Adding Protagonist and Antagonist to Subtext
Switch back to the Objective Story, and re-visit your entries for the individual Storybeats. If you tap on the first half of the Beat where it says “The characters”, you’ll now see a new drop down menu that allows you to choose the actual player for this one specific Beat.
Assigning Protagonist and Antagonist
Storybeats tie themselves to the narrative, not a character. Subtext allows this reality of story by giving you the option to change the subject—or Player “bucket”—holding the Beat of a particular Premise.
The moment you stop thinking of your characters as real people, and you start seeing them as reflections of a meaningful Premise is the moment you break free of writing bad stories.
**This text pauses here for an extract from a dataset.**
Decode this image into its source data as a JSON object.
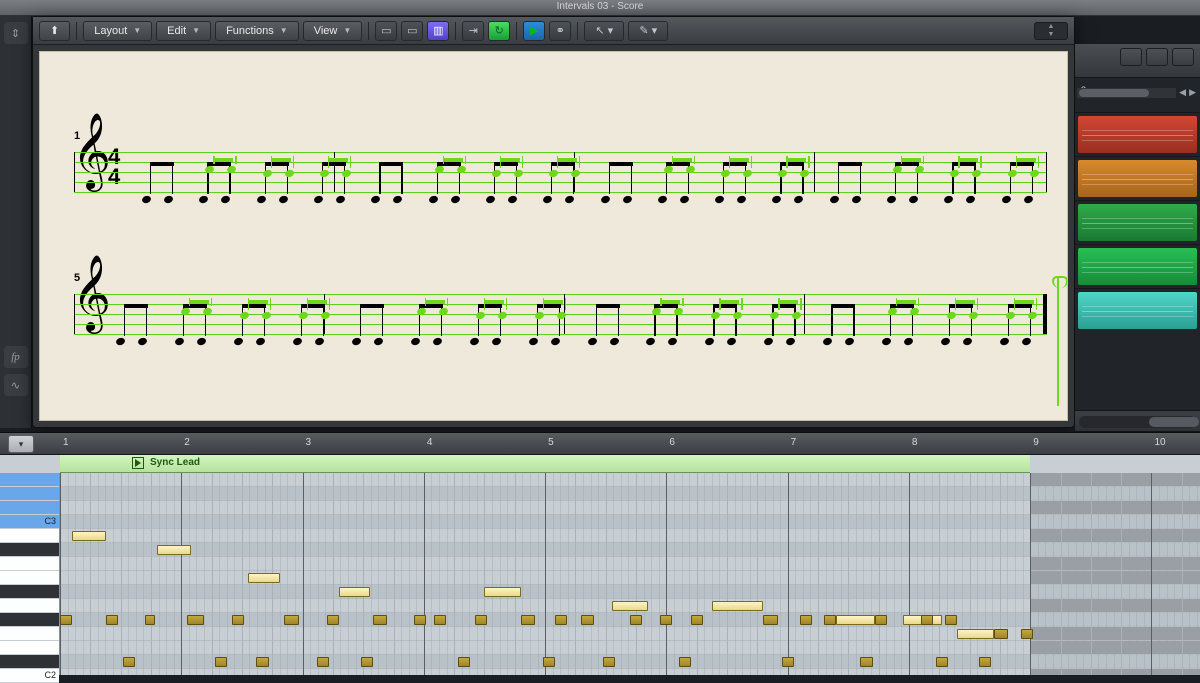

Work your way through your plot, adjusting the Player of each Beat where necessary, and re-visiting their respective Illustrations if they need to be updated.
A Path for Every Character
Your Objective Story plot now consists of four meaningful Storybeats assigned to a mix bag of groups of characters, Protagonist, and Antagonist. What we want to do now is round out the plot by making sure there is a Beat in each Act for both the Protagonist and Antagonist.
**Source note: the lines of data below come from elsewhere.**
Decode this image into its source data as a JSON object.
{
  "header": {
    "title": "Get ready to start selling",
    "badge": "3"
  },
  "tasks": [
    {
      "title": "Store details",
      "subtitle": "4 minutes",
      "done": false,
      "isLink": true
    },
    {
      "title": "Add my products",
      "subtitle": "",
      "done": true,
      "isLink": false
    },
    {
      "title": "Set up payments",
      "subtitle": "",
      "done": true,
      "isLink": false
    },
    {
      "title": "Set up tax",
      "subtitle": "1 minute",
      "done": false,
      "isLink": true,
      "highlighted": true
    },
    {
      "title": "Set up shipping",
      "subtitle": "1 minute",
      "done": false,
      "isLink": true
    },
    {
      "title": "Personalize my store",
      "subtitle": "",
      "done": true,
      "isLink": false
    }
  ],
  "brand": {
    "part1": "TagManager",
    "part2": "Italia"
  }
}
Tap on the blue button marked Add in the upper right hand corner, and select Act One in the dropdown menu. Subtext scans its catalog of Illustrations for a random Beat appropriate for your story’s structure and adds it to the first Act, right below the previous one.
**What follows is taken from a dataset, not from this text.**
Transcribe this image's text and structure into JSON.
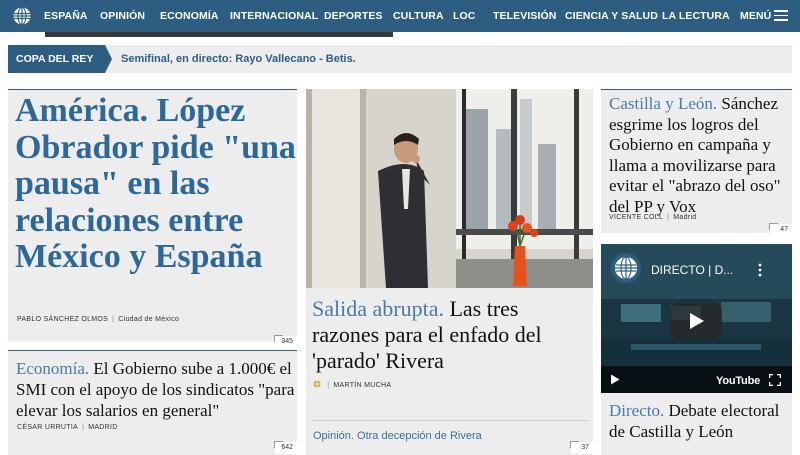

Note how this new Storybeat compliments the original—as if it belongs in that place. Again, that suitability reflects a randomness of storytelling with just enough structure to keep it meaningful. Subtext makes sure you never get lost in the weeds.
Dependent upon your choice of Player for the first Beat, change this one to reflect the unserved one. For instance, if you assigned your first Storybeat to the Protagonist of your story, assign this one to the Antagonist. If you kept it to the general group of “characters,” assign this one to the Protagonist, and create a new Beat for the Antagonist.
Repeat this process for each Act, making sure a Storybeat exists for both Protagonist and Antagonist. Adjust the Storytelling Illustration to suit your story, or submit a new one. Tap to expand each Beat, and illustrate them with ideas that come to mind.
Final Basic Plot of Aliens
Finish, and your story’s basic plot is complete. You now understand what drives your narrative forward, and what forces meaningfully hold it back. Even more, you possess an outline of characters tied together through a common Theme—the Premise of your story.
In larger ensemble-type stories, the number of Storybeats overwhelms the Objective Story view, making it almost impossible to manage with effectiveness.
In the upper left hand corner, find a button labeled Filter. Here, you can filter out the view so you only see those Storybeats tied to a particular Player. This option makes it easier to track the progress of a character throughout your entire story.
When finished, you can return to the default view by selecting All.